Crowdfunding is also a similar way of financing startup businesses with promising ideas but is suitable for investors who have a smaller amount of capital. Investors also get equity rights in exchange for their capital investment.
There are mainly three types of venture capital financing or investments. First, early stage financing, where startups receive initial investments to cover their capital costs. Second, expansion financing, which helps startups scale up their business. And third, there is acquisition financing, to help a company acquire another company.
Venture capital firms usually vet many applications with business ideas to fund, and eventually choose the ones they deem to be least risky and most promising.
Examples of VC companies: Sequoia, Greylock Ventures, New Enterprise Associates.

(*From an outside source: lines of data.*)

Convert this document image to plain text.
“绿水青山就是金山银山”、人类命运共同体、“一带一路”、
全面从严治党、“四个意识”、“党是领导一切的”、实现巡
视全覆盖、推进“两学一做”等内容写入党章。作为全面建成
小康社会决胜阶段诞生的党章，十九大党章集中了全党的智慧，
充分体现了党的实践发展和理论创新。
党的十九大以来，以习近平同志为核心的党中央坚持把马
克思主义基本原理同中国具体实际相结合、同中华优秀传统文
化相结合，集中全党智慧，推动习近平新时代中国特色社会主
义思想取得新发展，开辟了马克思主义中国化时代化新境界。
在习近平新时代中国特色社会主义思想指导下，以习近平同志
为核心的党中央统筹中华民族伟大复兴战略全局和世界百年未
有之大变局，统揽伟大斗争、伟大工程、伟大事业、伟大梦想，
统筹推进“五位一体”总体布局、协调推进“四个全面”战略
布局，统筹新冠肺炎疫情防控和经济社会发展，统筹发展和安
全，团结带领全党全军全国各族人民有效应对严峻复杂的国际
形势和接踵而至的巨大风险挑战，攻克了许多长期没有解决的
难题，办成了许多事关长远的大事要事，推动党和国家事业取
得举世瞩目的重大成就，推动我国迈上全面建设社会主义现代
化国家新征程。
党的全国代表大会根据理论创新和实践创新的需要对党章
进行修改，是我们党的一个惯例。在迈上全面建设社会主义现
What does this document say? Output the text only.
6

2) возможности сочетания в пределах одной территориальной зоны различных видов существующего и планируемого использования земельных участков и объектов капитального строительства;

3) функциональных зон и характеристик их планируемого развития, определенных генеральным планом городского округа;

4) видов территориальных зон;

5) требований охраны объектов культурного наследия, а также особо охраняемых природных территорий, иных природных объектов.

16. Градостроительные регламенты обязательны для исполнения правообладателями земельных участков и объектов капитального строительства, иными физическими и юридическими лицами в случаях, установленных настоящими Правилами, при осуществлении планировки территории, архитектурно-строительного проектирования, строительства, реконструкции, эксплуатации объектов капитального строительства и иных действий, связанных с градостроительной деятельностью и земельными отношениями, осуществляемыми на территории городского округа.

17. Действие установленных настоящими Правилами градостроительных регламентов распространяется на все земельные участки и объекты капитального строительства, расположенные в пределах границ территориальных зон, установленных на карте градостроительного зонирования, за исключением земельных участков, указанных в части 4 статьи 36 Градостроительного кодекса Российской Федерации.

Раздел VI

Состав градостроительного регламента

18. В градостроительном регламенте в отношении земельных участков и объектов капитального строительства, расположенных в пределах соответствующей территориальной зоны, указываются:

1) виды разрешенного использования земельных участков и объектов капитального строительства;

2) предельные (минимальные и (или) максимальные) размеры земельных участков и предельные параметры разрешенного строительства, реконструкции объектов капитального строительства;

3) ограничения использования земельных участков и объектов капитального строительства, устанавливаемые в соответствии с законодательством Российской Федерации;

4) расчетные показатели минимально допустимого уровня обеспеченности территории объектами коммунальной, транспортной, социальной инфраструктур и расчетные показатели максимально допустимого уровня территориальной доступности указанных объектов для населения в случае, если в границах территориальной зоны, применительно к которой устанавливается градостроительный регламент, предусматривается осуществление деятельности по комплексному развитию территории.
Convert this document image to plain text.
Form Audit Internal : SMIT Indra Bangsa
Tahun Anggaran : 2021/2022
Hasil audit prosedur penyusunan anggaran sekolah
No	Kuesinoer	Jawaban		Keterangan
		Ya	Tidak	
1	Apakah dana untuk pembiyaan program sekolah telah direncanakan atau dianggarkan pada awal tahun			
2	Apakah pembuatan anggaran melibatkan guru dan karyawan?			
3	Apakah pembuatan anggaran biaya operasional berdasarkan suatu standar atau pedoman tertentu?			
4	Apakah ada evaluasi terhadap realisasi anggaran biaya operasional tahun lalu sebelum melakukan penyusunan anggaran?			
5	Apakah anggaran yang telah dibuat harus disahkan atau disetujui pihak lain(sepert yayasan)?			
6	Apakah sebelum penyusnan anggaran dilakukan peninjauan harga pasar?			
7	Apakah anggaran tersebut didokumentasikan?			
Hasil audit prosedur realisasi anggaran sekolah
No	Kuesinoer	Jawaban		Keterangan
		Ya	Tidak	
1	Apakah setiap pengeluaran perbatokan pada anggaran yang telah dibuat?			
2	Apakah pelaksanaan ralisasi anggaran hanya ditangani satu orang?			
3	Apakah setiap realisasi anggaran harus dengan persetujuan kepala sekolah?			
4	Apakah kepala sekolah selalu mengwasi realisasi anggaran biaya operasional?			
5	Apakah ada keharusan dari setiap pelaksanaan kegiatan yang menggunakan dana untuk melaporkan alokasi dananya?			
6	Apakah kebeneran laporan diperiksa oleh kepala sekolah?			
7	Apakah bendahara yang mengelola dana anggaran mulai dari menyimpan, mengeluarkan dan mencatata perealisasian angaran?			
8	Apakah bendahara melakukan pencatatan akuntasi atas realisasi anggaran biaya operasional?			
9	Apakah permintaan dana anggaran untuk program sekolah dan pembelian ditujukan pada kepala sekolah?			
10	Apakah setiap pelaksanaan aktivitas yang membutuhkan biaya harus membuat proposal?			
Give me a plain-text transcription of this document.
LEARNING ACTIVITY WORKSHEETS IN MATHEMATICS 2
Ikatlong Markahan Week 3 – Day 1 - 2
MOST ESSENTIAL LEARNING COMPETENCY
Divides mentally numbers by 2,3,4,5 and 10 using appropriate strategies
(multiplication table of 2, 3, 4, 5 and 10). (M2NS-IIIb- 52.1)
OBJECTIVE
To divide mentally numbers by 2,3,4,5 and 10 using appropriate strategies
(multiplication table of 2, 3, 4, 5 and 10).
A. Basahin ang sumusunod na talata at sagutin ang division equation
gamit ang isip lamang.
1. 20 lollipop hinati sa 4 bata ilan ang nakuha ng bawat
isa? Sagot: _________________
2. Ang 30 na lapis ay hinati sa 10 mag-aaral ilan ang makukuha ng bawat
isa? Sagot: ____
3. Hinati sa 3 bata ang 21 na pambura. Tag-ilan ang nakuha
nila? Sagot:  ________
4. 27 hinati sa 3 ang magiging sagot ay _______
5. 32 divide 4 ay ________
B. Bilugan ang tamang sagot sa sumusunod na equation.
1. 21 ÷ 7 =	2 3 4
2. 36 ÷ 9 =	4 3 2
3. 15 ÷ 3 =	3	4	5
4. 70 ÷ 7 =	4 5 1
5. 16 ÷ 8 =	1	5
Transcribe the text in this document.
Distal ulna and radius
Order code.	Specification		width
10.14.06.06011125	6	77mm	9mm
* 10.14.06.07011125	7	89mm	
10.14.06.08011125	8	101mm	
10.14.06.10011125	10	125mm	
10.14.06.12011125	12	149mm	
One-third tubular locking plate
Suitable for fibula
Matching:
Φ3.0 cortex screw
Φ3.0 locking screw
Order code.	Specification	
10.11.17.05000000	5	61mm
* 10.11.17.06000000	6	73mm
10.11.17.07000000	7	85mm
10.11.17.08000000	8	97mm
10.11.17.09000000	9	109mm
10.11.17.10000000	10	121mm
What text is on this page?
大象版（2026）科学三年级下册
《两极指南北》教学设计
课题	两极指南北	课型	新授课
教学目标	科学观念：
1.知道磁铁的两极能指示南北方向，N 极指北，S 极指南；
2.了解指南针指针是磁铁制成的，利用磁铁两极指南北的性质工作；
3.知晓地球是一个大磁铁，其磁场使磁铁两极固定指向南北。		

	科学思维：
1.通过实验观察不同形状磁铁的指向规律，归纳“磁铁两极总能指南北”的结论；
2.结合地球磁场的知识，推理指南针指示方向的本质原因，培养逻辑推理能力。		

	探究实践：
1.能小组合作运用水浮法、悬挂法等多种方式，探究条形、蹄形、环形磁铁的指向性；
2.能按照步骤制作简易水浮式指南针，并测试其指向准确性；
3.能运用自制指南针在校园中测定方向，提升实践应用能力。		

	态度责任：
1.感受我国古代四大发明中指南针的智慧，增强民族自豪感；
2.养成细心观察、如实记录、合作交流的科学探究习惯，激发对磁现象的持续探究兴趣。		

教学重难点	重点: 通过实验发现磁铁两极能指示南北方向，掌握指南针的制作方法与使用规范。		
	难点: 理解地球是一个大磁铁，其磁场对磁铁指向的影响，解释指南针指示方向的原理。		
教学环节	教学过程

Examples of VC-backed companies include: Facebook, Twitter, Salesforce, Whatsapp, etc.
The fees of VC firms include the following:
- Organizational and fund expenses — including legal and marketing fees, and fees of establishing the firm.
- Management fees, as a percentage of the capital commitments of the fund.
The main strategy of venture capital firms is to finance early promising companies, and then sell their shares later with an exit strategy. There are many exit strategies such as making an initial public offering, merger of the startup with another company, private offering to investors, and maintaining the companies with large market shares and consistent income (cash cows).